Guru non-ASN yang telah lulus sertifikasi akan mendapatkan kenaikan sebesar Rp 2 juta, sementara guru ASN akan menerima tambahan satu kali gaji pokok.
Kenaikan ini diharapkan membawa dampak positif bagi kesejahteraan guru.
Dilansir dari Jawa Pos, Wakil Ketua Komisi X DPR RI Fraksi PKB, Lalu Hadrian Irfani, menyambut baik kebijakan ini.
Namun, ia menegaskan bahwa peningkatan kesejahteraan harus diiringi dengan peningkatan kualitas tenaga pendidik.
"Guru harus terus belajar, membaca, mengikuti pelatihan, dan terbuka terhadap masukan untuk meningkatkan kompetensi mereka," ujar Lalu pada Kamis (28/11).
Ia juga menyoroti pentingnya kemampuan guru dalam menghadapi tantangan era digital.
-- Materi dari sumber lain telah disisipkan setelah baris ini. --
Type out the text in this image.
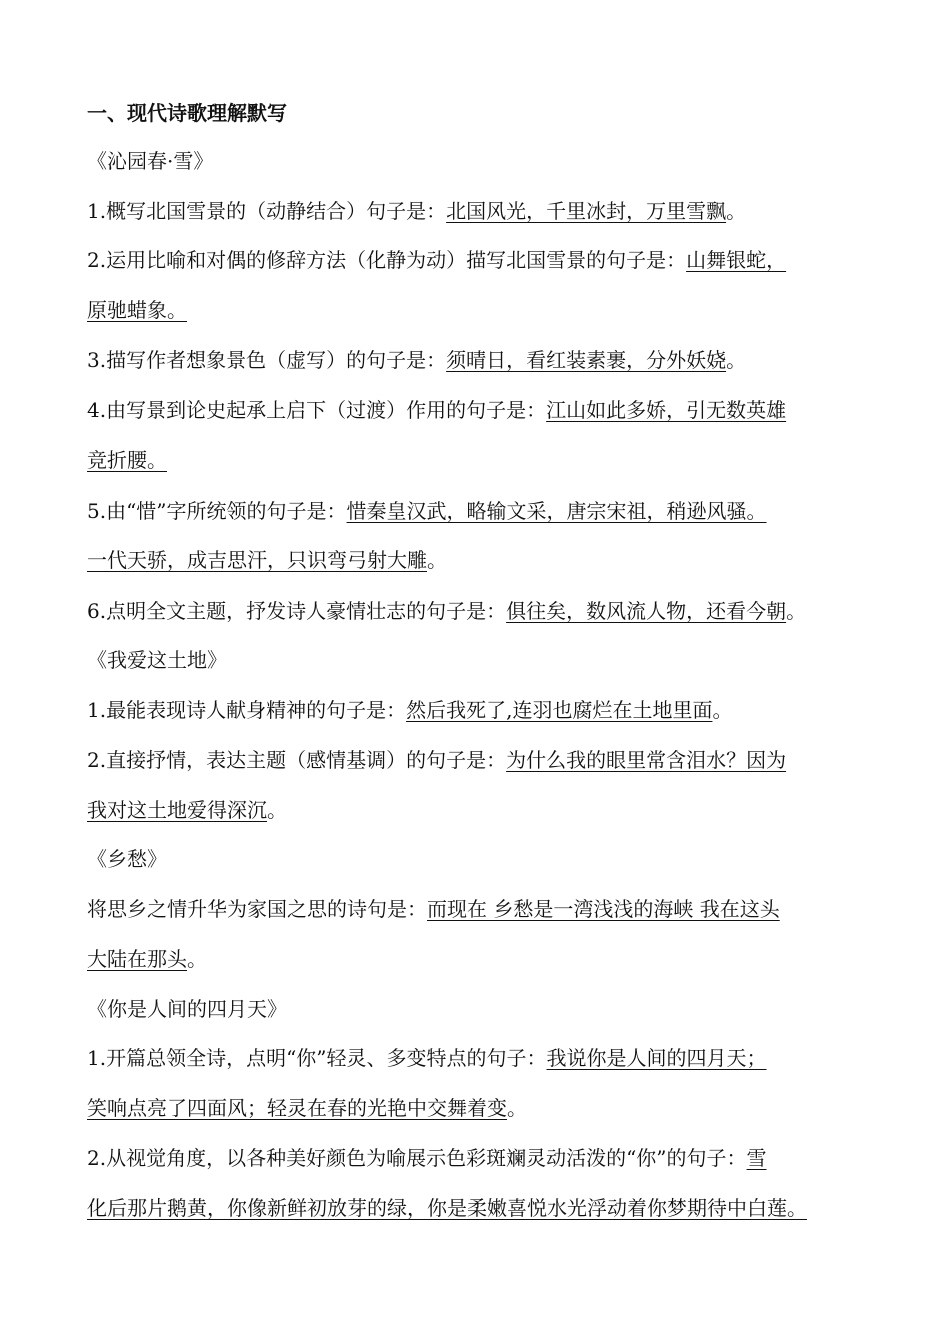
一、现代诗歌理解默写
《沁园春·雪》
1.概写北国雪景的（动静结合）句子是：北国风光，千里冰封，万里雪飘。
2.运用比喻和对偶的修辞方法（化静为动）描写北国雪景的句子是：山舞银蛇，
原驰蜡象。
3.描写作者想象景色（虚写）的句子是：须晴日，看红装素裹，分外妖娆。
4.由写景到论史起承上启下（过渡）作用的句子是：江山如此多娇，引无数英雄
竞折腰。
5.由“惜”字所统领的句子是：惜秦皇汉武，略输文采，唐宗宋祖，稍逊风骚。
一代天骄，成吉思汗，只识弯弓射大雕。
6.点明全文主题，抒发诗人豪情壮志的句子是：俱往矣，数风流人物，还看今朝。
《我爱这土地》
1.最能表现诗人献身精神的句子是：然后我死了,连羽也腐烂在土地里面。
2.直接抒情，表达主题（感情基调）的句子是：为什么我的眼里常含泪水？因为
我对这土地爱得深沉。
《乡愁》
将思乡之情升华为家国之思的诗句是：而现在 乡愁是一湾浅浅的海峡 我在这头
大陆在那头。
《你是人间的四月天》
1.开篇总领全诗，点明“你”轻灵、多变特点的句子：我说你是人间的四月天；
笑响点亮了四面风；轻灵在春的光艳中交舞着变。
2.从视觉角度，以各种美好颜色为喻展示色彩斑斓灵动活泼的“你”的句子：雪
化后那片鹅黄，你像新鲜初放芽的绿，你是柔嫩喜悦水光浮动着你梦期待中白莲。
"Guru harus mampu beradaptasi dengan perkembangan teknologi dan memanfaatkannya untuk pembelajaran," lanjutnya.
Lalu menekankan bahwa guru adalah ujung tombak pendidikan. Jika kompetensi guru meningkat, kualitas pendidikan di Indonesia juga akan ikut terangkat.
Data Bank Dunia 2020 menunjukkan, masih banyak guru yang perlu meningkatkan kompetensi mengajar dan keterampilan sosio-emosional mereka, yang penting untuk beradaptasi dengan teknologi baru.
Ia juga meminta perhatian khusus bagi guru honorer yang belum lulus sertifikasi, mengingat kondisi mereka masih memprihatinkan.
"Gaji guru honorer sangat kecil, padahal banyak dari mereka telah lama mengabdi. Pemerintah perlu mendorong mereka untuk mengikuti sertifikasi agar kesejahteraan mereka meningkat," tegasnya.
Rencana pemerintah untuk melaksanakan Program Pendidikan Profesi Guru (PPG) bagi 806.486 guru diharapkan dapat terealisasi tahun depan.
Saat ini, sebanyak 64,4 persen dari total guru di Indonesia telah bersertifikat pendidik. Lalu berharap angka ini terus meningkat untuk mendukung perbaikan kualitas pendidikan di Indonesia.